Basta girare in città per rendersene conto: c’è una postazione pronta in piazza Nieri e Paolini, al Comune; una davanti alla stazione, in piazza Dante; una in piazza D’Azeglio; il progetto ne prevederebbe altre due: alla Terrazza della Repubblica, dove sono ormai a buon punto i lavori di ripavimentazione, e in piazza Cavour dove si attende che vada a battesimo il maxi progetto di restyling del Piazzone a cura della famiglia di imprenditori Tognetti.

Di cosa si tratta

Da queste stazioni si potrà usufruire del cosiddetto servizio di bike sharing che – tradotto – significa “condivisione di una bicicletta”. Da una delle stazioni prendi a noleggio una bicicletta, pedali per il tempo che ti serve e quindi riconsegni la bici in una delle stazioni, che può essere anche diversa da quella in cui l’hai prelevata, ancorandola a una colonnina vuota; unico obbligo, non si possono lasciare “dove capita” (a differenza dei monopattini) ; puoi scegliere una bicicletta tradizionale o una a pedalata assistita.

Come funziona

Vediamo come fare: prima di tutto, bisogna scegliere se utilizzare il proprio smartphone o procurarsi una tessera; nel primo caso, bisognerà scaricare l’applicazione gratuita Bicincittà; nel secondo caso bisogna far riferimento a Mo.Ver.
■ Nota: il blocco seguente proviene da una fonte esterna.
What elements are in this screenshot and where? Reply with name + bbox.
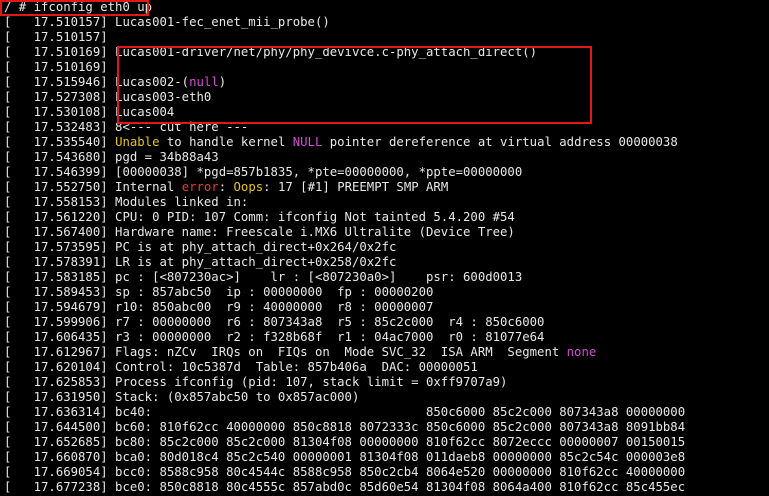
kernel-log-line: [ 17.552750] Internal error: Oops: 17 [#… <box>4 180 448 195</box>
kernel-log-line: [ 17.515946] Lucas002-(null) <box>4 75 226 90</box>
kernel-log-line: [ 17.578391] LR is at phy_attach_direct+… <box>4 255 396 270</box>
kernel-log-line: [ 17.644500] bc60: 810f62cc 40000000 850… <box>4 420 685 435</box>
kernel-log-line: [ 17.567400] Hardware name: Freescale i.… <box>4 225 515 240</box>
kernel-log-line: [ 17.535540] Unable to handle kernel NUL… <box>4 135 678 150</box>
log-text-segment: null <box>189 75 219 89</box>
log-text-segment: NULL <box>292 135 323 149</box>
log-text-segment: [ 17.599906] r7 : 00000000 r6 : 807343a8… <box>4 315 545 329</box>
log-text-segment: [ 17.606435] r3 : 00000000 r2 : f328b68f… <box>4 330 545 344</box>
log-text-segment: [ 17.578391] LR is at phy_attach_direct+… <box>4 255 397 269</box>
kernel-log-line: [ 17.589453] sp : 857abc50 ip : 00000000… <box>4 285 433 300</box>
log-text-segment: [ 17.510157] Lucas001-fec_enet_mii_probe… <box>4 15 330 29</box>
kernel-log-line: [ 17.573595] PC is at phy_attach_direct+… <box>4 240 396 255</box>
log-text-segment: [ 17.510157] <box>4 30 108 44</box>
log-text-segment: [ 17.625853] Process ifconfig (pid: 107,… <box>4 375 508 389</box>
log-text-segment: : <box>218 180 234 194</box>
log-text-segment: [ 17.510169] <box>4 60 108 74</box>
log-text-segment: [ 17.546399] [00000038] *pgd=857b1835, *… <box>4 165 523 179</box>
kernel-log-line: [ 17.510157] Lucas001-fec_enet_mii_probe… <box>4 15 330 30</box>
kernel-log-line: [ 17.612967] Flags: nZCv IRQs on FIQs on… <box>4 345 596 360</box>
log-text-segment: [ 17.677238] bce0: 850c8818 80c4555c 857… <box>4 480 686 494</box>
kernel-log-line: [ 17.532483] 8<--- cut here --- <box>4 120 248 135</box>
kernel-log-line: [ 17.625853] Process ifconfig (pid: 107,… <box>4 375 507 390</box>
kernel-log-line: [ 17.510169] Lucas001-driver/net/phy/phy… <box>4 45 537 60</box>
log-text-segment: [ 17.573595] PC is at phy_attach_direct+… <box>4 240 397 254</box>
log-text-segment: Unable <box>115 135 160 149</box>
log-text-segment: [ 17.567400] Hardware name: Freescale i.… <box>4 225 515 239</box>
log-text-segment: pointer dereference at virtual address 0… <box>322 135 678 149</box>
kernel-log-line: [ 17.606435] r3 : 00000000 r2 : f328b68f… <box>4 330 544 345</box>
kernel-log-line: [ 17.510169] <box>4 60 108 75</box>
log-text-segment: [ 17.594679] r10: 850abc00 r9 : 40000000… <box>4 300 434 314</box>
log-text-segment: [ 17.530108] Lucas004 <box>4 105 175 119</box>
log-text-segment: [ 17.669054] bcc0: 8588c958 80c4544c 858… <box>4 465 686 479</box>
log-text-segment: [ 17.583185] pc : [<807230ac>] lr : [<80… <box>4 270 523 284</box>
log-text-segment: [ 17.631950] Stack: (0x857abc50 to 0x857… <box>4 390 360 404</box>
kernel-log-line: [ 17.530108] Lucas004 <box>4 105 174 120</box>
kernel-log-line: [ 17.669054] bcc0: 8588c958 80c4544c 858… <box>4 465 685 480</box>
log-text-segment: [ 17.644500] bc60: 810f62cc 40000000 850… <box>4 420 686 434</box>
log-text-segment: [ 17.558153] Modules linked in: <box>4 195 249 209</box>
log-text-segment: [ 17.510169] Lucas001-driver/net/phy/phy… <box>4 45 538 59</box>
kernel-log-line: [ 17.558153] Modules linked in: <box>4 195 248 210</box>
shell-command-line: / # ifconfig eth0 up <box>4 0 152 15</box>
log-text-segment: [ 17.652685] bc80: 85c2c000 85c2c000 813… <box>4 435 686 449</box>
kernel-log-line: [ 17.660870] bca0: 80d018c4 85c2c540 000… <box>4 450 685 465</box>
kernel-log-line: [ 17.594679] r10: 850abc00 r9 : 40000000… <box>4 300 433 315</box>
log-text-segment: [ 17.561220] CPU: 0 PID: 107 Comm: ifcon… <box>4 210 515 224</box>
kernel-log-line: [ 17.636314] bc40: 850c6000 85c2c000 807… <box>4 405 685 420</box>
log-text-segment: / # ifconfig eth0 up <box>4 0 153 14</box>
kernel-log-line: [ 17.599906] r7 : 00000000 r6 : 807343a8… <box>4 315 544 330</box>
kernel-log-line: [ 17.543680] pgd = 34b88a43 <box>4 150 219 165</box>
log-text-segment: none <box>566 345 597 359</box>
kernel-log-line: [ 17.677238] bce0: 850c8818 80c4555c 857… <box>4 480 685 495</box>
kernel-log-line: [ 17.510157] <box>4 30 108 45</box>
log-text-segment: [ 17.589453] sp : 857abc50 ip : 00000000… <box>4 285 434 299</box>
log-text-segment: [ 17.612967] Flags: nZCv IRQs on FIQs on… <box>4 345 567 359</box>
kernel-log-line: [ 17.546399] [00000038] *pgd=857b1835, *… <box>4 165 522 180</box>
kernel-log-line: [ 17.652685] bc80: 85c2c000 85c2c000 813… <box>4 435 685 450</box>
log-text-segment: Oops <box>233 180 264 194</box>
kernel-log-line: [ 17.631950] Stack: (0x857abc50 to 0x857… <box>4 390 359 405</box>
log-text-segment: [ 17.532483] 8<--- cut here --- <box>4 120 249 134</box>
log-text-segment: [ 17.620104] Control: 10c5387d Table: 85… <box>4 360 478 374</box>
log-text-segment: [ 17.515946] Lucas002-( <box>4 75 190 89</box>
log-text-segment: [ 17.543680] pgd = 34b88a43 <box>4 150 219 164</box>
log-text-segment: [ 17.552750] Internal <box>4 180 182 194</box>
log-text-segment: [ 17.535540] <box>4 135 116 149</box>
log-text-segment: : 17 [#1] PREEMPT SMP ARM <box>263 180 449 194</box>
log-text-segment: to handle kernel <box>159 135 293 149</box>
log-text-segment: [ 17.527308] Lucas003-eth0 <box>4 90 212 104</box>
kernel-log-line: [ 17.527308] Lucas003-eth0 <box>4 90 211 105</box>
log-text-segment: [ 17.660870] bca0: 80d018c4 85c2c540 000… <box>4 450 686 464</box>
kernel-log-line: [ 17.583185] pc : [<807230ac>] lr : [<80… <box>4 270 522 285</box>
log-text-segment: [ 17.636314] bc40: 850c6000 85c2c000 807… <box>4 405 686 419</box>
kernel-log-line: [ 17.620104] Control: 10c5387d Table: 85… <box>4 360 478 375</box>
kernel-log-line: [ 17.561220] CPU: 0 PID: 107 Comm: ifcon… <box>4 210 515 225</box>
log-text-segment: error <box>181 180 219 194</box>
terminal-window[interactable]: / # ifconfig eth0 up[ 17.510157] Lucas00… <box>0 0 769 496</box>
log-text-segment: ) <box>218 75 227 89</box>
Per usufruire del servizio si può sottoscrivere un abbonamento – annuale o settimanale – e la prima mezz’ora di pedalata è gratuita; si può optare anche per il giornaliero, che vale 24 ore a partire dall’acquisto.

Qualche dettaglio

Torniamo alle postazioni. Esso sono videosorvegliate, illuminate, provviste di pannelli informativi e predisposte per accogliere sia bici tradizionali che elettriche. Nelle stesse aree saranno installate anche nuove rastrelliere per il posizionamento di bici private. Non solo: allo studio dell’Amministrazione comunale c’è un progetto simile, sperimentale, che offre però il noleggio di scooter elettrici.